McGrath's Dangerous Idea?
Alister McGrath's new book "Christianity's Dangerous Idea" on the Reformation has been getting some positive buzz lately (here and here). After listening to a recent interview with McGrath (mp3) McGrath repeats something I first heard him say on a documentary on Luther. McGrath summarizes the "Dangerous Idea" as this: The Reformation was about the right of every individual to interpret the Bible for themselves. Now McGrath is 1000 times smarter than me and has been a Luther scholar for longer than I have been alive, but that summary bothers me. Wouldn't that make Luther the father of Liberalism that says "it is all about what it means to you, rather than an objective meaning."
Paul Althaus, a Lutheran scholar, said: “Luther never understands the priesthood of all believers merely in the sense of the Christian's freedom to stand in a direct relationship to God without a human mediator. Rather he constantly emphasizes the Christian's evangelical authority to come before God on behalf of the brethren and also of the world. The universal priesthood expresses not religious individualism but its exact opposite, the reality of the congregation as a community.”
Has anyone read the book yet? Am I getting the wrong conclusion from McGrath?

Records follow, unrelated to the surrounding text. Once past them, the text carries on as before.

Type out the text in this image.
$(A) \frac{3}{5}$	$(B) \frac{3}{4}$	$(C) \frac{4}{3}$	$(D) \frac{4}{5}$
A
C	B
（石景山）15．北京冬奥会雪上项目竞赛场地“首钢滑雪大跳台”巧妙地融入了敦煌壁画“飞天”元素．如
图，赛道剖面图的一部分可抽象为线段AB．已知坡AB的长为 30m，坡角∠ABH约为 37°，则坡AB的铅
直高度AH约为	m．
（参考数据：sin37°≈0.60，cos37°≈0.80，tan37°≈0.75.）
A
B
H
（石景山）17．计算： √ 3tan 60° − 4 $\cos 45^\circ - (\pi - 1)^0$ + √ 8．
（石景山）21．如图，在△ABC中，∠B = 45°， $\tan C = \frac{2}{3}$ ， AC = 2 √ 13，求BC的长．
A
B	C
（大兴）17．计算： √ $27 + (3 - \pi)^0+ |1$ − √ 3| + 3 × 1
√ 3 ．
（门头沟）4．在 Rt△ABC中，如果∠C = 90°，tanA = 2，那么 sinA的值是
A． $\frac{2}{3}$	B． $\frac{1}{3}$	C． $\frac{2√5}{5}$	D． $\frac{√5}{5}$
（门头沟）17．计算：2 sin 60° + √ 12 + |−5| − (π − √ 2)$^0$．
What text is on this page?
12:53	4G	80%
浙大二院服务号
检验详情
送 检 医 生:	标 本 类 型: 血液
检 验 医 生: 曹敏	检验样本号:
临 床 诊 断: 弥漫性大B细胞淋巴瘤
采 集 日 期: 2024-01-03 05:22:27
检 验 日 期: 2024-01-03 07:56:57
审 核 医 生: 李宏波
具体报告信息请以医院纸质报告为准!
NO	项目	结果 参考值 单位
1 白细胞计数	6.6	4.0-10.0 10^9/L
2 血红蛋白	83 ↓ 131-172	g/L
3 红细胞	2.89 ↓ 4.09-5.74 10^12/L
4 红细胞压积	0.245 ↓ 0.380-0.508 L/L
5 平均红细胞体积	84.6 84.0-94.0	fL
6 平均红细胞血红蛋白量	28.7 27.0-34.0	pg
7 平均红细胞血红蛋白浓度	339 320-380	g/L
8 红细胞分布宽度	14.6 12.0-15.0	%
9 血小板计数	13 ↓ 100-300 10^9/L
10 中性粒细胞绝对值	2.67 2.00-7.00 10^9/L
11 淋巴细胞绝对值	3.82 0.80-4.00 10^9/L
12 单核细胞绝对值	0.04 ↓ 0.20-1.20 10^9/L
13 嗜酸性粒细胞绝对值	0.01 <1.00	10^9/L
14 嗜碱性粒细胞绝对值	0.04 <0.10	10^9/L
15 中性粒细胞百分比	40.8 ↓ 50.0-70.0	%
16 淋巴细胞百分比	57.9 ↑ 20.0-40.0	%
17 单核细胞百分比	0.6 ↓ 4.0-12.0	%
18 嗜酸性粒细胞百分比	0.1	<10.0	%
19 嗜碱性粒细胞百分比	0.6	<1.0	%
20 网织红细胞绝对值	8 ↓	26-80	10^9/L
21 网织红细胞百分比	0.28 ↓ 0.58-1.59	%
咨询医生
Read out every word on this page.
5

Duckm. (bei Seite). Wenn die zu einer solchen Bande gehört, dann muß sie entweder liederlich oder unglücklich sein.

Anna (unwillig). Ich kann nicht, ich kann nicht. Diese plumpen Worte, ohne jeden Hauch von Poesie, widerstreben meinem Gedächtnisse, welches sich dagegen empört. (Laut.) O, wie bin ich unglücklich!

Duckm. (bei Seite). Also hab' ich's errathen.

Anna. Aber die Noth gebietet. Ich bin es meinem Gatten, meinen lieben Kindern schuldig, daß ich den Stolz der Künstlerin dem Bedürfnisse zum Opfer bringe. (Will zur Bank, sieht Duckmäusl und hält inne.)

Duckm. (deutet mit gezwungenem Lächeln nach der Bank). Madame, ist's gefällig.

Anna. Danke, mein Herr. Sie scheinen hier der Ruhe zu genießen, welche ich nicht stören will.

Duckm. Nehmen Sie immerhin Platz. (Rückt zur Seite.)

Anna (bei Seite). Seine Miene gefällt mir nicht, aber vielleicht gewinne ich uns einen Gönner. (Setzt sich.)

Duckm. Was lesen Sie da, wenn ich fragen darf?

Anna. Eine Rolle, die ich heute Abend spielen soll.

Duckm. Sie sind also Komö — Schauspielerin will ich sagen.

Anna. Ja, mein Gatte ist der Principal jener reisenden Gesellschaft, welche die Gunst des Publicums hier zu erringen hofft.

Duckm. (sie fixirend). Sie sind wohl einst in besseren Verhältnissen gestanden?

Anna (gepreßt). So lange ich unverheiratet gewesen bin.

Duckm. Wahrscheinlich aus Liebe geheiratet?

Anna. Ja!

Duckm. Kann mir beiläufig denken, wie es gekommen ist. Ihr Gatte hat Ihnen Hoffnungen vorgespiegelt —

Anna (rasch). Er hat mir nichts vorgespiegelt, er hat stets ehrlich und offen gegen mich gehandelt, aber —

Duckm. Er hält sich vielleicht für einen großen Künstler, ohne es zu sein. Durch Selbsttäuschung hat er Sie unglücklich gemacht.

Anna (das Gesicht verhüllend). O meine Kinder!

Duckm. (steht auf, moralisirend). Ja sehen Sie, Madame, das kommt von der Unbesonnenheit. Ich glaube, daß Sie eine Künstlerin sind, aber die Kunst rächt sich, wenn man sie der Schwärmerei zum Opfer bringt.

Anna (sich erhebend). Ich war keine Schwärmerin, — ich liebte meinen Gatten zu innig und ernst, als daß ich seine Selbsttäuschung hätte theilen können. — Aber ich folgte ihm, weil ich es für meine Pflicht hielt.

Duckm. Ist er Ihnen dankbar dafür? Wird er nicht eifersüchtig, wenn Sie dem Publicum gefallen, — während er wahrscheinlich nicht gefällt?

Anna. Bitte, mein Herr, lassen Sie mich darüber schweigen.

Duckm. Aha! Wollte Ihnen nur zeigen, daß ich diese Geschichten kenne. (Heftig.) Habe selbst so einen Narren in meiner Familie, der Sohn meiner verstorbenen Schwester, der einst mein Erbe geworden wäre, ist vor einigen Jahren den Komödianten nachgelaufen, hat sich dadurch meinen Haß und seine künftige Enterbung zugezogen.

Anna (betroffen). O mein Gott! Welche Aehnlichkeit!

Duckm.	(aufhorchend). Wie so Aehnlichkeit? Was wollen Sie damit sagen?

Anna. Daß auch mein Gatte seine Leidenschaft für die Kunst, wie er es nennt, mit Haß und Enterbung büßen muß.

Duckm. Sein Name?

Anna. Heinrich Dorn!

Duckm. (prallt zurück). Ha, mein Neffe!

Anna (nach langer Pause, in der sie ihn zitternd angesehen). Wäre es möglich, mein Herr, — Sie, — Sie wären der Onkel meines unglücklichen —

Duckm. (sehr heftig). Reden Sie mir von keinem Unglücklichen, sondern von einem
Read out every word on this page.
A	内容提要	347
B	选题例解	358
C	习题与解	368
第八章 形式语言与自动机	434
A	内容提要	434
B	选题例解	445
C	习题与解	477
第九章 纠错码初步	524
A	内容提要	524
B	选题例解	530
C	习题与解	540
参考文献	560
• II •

Or is he right about Luther's individualism?
[I've loved McGrath's contributions to a theology of science and spirituality, where evangelicals are intellectually lacking, which is why he is distressing me here!]
2 comments:
what is the priesthood of believers about if it isn't about individuals reading the Bible and interpreting it for themselves?
The acting of Christians as agents of grace with direct access to the High Priest.